Dans le monde du streaming, fier de sa liberté de ton, il est un sujet dont on ne parle pas. Trop clivant, trop sérieux, trop premier degré: le sexisme. «C'est tellement tabou dans les jeux vidéo que personne ne veut trop se mouiller», déplore ZulZorander, sur Twitch depuis deux ans.

La réalité du sexisme subi par les streameuses a pourtant été démontrée par une étude américaine de 2016. Sur la plateforme rachetée par Amazon en 2017, les hommes reçoivent des commentaires sur leur talent quand les femmes en reçoivent sur leur physique. «On en voit absolument tous les jours, s'exaspère Nat_Ali, trois ans de streaming au compteur. Si on n'est pas dans les canons de beauté classique, on le sait très vite, alors qu'on ne dira rien à un homme.»

Quand la parole surgit pour dénoncer ce machisme ambiant, elle dérange. Comme pour cette étudiante de Sciences Po Grenoble. Début novembre 2019, Clara B publie sur Twitter un travail de recherche de quatre-vingt-onze pages, qui analyse les propos sexistes sur trois des plus grandes chaînes Twitch françaises. 150 heures de live décortiquées. «Je savais qu'il y avait du sexisme. Je voulais savoir à quelle échelle, et pourquoi», nous explique l'étudiante. Sa conclusion: il y en a peu sur les chaînes de ZeratoR et mistermv, beaucoup chez Kamet0.

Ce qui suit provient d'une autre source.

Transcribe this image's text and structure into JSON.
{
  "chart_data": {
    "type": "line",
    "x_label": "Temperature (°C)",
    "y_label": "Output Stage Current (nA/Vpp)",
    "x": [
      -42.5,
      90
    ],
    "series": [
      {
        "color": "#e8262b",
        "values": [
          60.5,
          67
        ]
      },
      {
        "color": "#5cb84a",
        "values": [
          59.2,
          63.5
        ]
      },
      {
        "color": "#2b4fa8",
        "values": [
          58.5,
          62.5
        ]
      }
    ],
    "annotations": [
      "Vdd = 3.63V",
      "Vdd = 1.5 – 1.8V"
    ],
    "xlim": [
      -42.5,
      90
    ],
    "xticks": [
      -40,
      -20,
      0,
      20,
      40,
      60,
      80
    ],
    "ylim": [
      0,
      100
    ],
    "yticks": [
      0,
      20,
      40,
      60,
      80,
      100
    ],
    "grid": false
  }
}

Les insultes sexistes sont surtout proférées dans le chat, l'espace de discussion ouvert aux spectateurs et spectatrices. «Dans la minute, Kamet0 a partagé le tweet avec la photo d'une personne qui dort, pour dire: “ça m'ennuie”, se souvient la jeune femme. Sa communauté s'est sentie attaquée, j'ai reçu une pluie de réponses du même genre, et beaucoup de messages privés violents.»

Le streameur n'essaie pas de calmer le cyberharcèlement que subit l'étudiante. Il surenchérit dans la foulée et s'esclaffe d'avoir le «meilleur chat de France». Contacté, Kamet0 n'a pas répondu à nos sollicitations.

Au début, si je trouvais que quelqu'un méritait ma foudre, ça m'arrivait de retweeter sans rien dire, et je me disais “Si les gens de ma communauté voient ça passer, je veux voir leur avis”.
Sardoche, streameUr

Un autre pseudo revient souvent dans les témoignages dénonçant la misogynie sur Twitch: Sardoche, l'un des streameurs les plus regardés. «Lui, il n'y a pas que la cause des femmes sur laquelle il aime bien cracher», prévient Nat_ali. «S'il peut se permettre de dire que “Même avec un balai, elles puent la merde aux Jeux olympiques”, pourquoi les autres nous respecteraient? Quand deux des cinq plus gros streameurs posent problème, lui et Kamet0, c'est qu'il y a un problème sur Twitch», ajoute ZulZorander.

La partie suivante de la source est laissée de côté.